His thumbs brushed over the small bones at the backs of her wrists, a steady, rhythmic pressure. "And that carriage led me to a woman who stood in four inches of grey mud, argued with me over the price of a dray horse in front of forty people, and still managed to get her sister and six trunks of iron-bound luggage to their lodgings before the noon bells had finished striking."
The words struck a familiar chord, echoing the loose pages they had gathered from the study floor weeks ago, when the ink bottle had turned over.
They led me to you.
"He knew you needed someone," she whispered, the realization settling like a physical weight between her ribs.
"I think he suspected I would spend the rest of my life behind the desk in the library if he didn't physically block the thoroughfare with an emergency." The humor was still there in the corners of his mouth, but his eyes had grown quiet, dark, and perfectly steady. "He was right. I wasn't looking."
Julia looked down at their joined hands, where his leather gloves met the grey silk of her own.
She thought of Henry Alcott. A man she had never seen, a name on a power of attorney, lying in a drafty bedroom in the north, deliberately constructing a three-year hunt through the backstreets of London just to ensure Leander’s carriage would cross her path at the exact moment she had run out of money for horses.
A strange, warm weight expanded beneath her breastbone, driving out the last of the cold Fleet Street air.
"He did not fail you," she said quietly.
The smile left Leander's face.
The Duke's posture, the manners he used like a shield against his own name, didn't just slip; it came away entirely.
His jaw unhitched, his brow cleared, and his features went flat and grey in the light from the fanlight, leaving him rawer than she had ever seen him, even in the dark of his own bedchamber with the curtains drawn.
"I failed him," he said, his voice dropping into a rough, low tone that sounded as though he hadn't used it since he was a boy. "I was so busy counting the miles and filing the depositions that I never stopped to ask what he was actually trying to give me."
He let out a long, heavy breath that stirred the small hairs at her temple. "He didn't care about the Alcott gold. He cared about whether I would spend the next forty years eating a solitary dinner at a table built for twenty."
Julia squeezed his fingers, her grip tight enough to leave a white mark through the leather.

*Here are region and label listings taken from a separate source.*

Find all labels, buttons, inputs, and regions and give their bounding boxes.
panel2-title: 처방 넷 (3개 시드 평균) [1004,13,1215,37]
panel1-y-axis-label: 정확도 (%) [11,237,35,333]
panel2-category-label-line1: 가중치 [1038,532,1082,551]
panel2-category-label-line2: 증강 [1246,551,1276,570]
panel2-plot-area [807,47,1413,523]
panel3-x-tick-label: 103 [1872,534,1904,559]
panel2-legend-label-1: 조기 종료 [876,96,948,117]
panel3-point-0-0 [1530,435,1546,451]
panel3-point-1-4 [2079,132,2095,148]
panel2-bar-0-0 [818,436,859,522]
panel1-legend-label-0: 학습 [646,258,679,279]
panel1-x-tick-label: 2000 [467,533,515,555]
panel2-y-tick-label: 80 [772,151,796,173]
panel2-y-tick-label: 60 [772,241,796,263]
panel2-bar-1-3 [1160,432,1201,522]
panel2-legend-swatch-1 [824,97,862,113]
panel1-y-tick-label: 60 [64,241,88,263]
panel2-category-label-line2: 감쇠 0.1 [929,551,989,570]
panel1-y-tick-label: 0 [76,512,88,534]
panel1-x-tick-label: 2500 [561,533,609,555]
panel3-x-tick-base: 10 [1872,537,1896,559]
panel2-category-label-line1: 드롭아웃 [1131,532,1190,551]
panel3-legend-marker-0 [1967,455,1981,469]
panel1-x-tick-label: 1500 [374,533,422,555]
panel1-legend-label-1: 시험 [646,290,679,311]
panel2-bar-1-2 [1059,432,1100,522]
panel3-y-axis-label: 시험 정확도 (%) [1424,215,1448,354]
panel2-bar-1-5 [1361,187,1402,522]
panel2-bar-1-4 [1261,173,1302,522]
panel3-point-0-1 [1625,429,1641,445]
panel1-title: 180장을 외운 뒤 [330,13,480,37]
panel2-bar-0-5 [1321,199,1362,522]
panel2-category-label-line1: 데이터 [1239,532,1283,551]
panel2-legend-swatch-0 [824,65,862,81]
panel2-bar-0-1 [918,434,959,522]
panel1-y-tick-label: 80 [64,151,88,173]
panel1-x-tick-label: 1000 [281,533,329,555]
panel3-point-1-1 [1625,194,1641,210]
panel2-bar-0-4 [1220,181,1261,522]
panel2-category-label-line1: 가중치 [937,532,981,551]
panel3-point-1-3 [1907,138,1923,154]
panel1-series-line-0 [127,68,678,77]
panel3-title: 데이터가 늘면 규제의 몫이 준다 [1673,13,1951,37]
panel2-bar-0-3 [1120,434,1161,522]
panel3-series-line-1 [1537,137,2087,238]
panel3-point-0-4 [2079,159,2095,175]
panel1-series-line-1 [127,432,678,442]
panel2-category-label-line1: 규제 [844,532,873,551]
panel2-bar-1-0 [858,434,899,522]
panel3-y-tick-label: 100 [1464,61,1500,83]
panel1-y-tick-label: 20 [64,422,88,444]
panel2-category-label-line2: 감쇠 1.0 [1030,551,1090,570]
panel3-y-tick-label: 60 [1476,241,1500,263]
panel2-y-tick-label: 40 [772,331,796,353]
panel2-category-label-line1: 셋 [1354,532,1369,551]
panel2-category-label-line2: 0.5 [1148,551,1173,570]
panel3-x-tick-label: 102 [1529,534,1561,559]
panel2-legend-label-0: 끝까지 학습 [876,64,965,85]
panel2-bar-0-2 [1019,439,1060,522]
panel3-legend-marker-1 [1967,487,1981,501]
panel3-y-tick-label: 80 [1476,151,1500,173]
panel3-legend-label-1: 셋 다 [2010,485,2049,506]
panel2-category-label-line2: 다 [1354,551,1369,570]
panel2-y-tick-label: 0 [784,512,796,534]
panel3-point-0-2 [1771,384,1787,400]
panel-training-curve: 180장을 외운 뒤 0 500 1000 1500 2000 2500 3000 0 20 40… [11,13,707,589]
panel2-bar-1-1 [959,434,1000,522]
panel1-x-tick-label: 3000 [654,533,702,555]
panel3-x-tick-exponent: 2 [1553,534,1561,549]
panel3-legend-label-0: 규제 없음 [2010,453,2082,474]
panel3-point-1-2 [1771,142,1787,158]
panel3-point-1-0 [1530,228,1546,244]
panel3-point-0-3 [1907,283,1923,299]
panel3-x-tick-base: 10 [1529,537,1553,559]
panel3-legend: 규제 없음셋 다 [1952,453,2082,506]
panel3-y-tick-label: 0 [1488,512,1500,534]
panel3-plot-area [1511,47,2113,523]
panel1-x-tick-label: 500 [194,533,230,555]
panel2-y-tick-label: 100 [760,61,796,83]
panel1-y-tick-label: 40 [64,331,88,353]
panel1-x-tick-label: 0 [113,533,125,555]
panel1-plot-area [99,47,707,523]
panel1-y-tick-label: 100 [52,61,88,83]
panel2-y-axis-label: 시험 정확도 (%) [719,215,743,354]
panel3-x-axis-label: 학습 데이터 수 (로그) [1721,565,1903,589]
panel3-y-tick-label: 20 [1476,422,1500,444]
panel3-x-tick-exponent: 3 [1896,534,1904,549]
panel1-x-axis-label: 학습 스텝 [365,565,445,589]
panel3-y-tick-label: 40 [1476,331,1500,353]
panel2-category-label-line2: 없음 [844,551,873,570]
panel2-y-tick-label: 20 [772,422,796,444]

"You did not fail him. You followed every line of his instructions with your boots on. You couldn't have known what he intended because he knew you well enough to know you would have boarded a ship for the colonies if he had told you the truth before the funeral."
She waited until his gaze moved back up to hers. "He trusted you to find the end of the path. You are here."
Leander remained silent, his chest rising and falling in a slow, deep cadence that she could feel against her own palms. The tension in his shoulders did not vanish, but it shifted, settling into the heavy, solid posture of a man who had finally dropped a pack he had carried through the mud for three long terms.
"I am proud of you," she said.
His dark eyebrows pulled together slightly, a small fold forming between them. "For what?"
"For saying that just now. Without the ledger between us." She held his gaze, her own chin rising to that familiar, stubbornangle. "I know how many locks you had to turn to let that out in a hallway."
Leander looked at her for a long time.
Julia did not shift her feet, nor did she reach up to smooth the hair that had come loose from her pins during the ride from the coffee house. She had stopped arranging her face for his benefit somewhere between the library shelf and the mud at Aldgate, and the lack of style felt as natural as breathing.
"I have been cataloging you," he said, his eyes tracing the line of her nose down to the small movement of her mouth, "since that first Tuesday."
She raised one eyebrow. "Have you?"
"Not by choice," he said, his voice regaining its dry, rhythmic clip, the familiar authority returning to his shoulders.
"You simply kept adding lines to the page. The way you look at a doorway before you enter a room to see who holds the corners. The way you walk directly into a conversation that frightens you and keeps your fingers from twitching against your skirts." He paused, his gaze dropping to her lower lip. "The way you laughed about the boring law book you were reading that morning."
"It’s not all boring if you care to know," she said, her voice dropping into her own quick rhythm.
"It is completely boring."
"Ok, maybe you are right," she agreed, her lips twitching.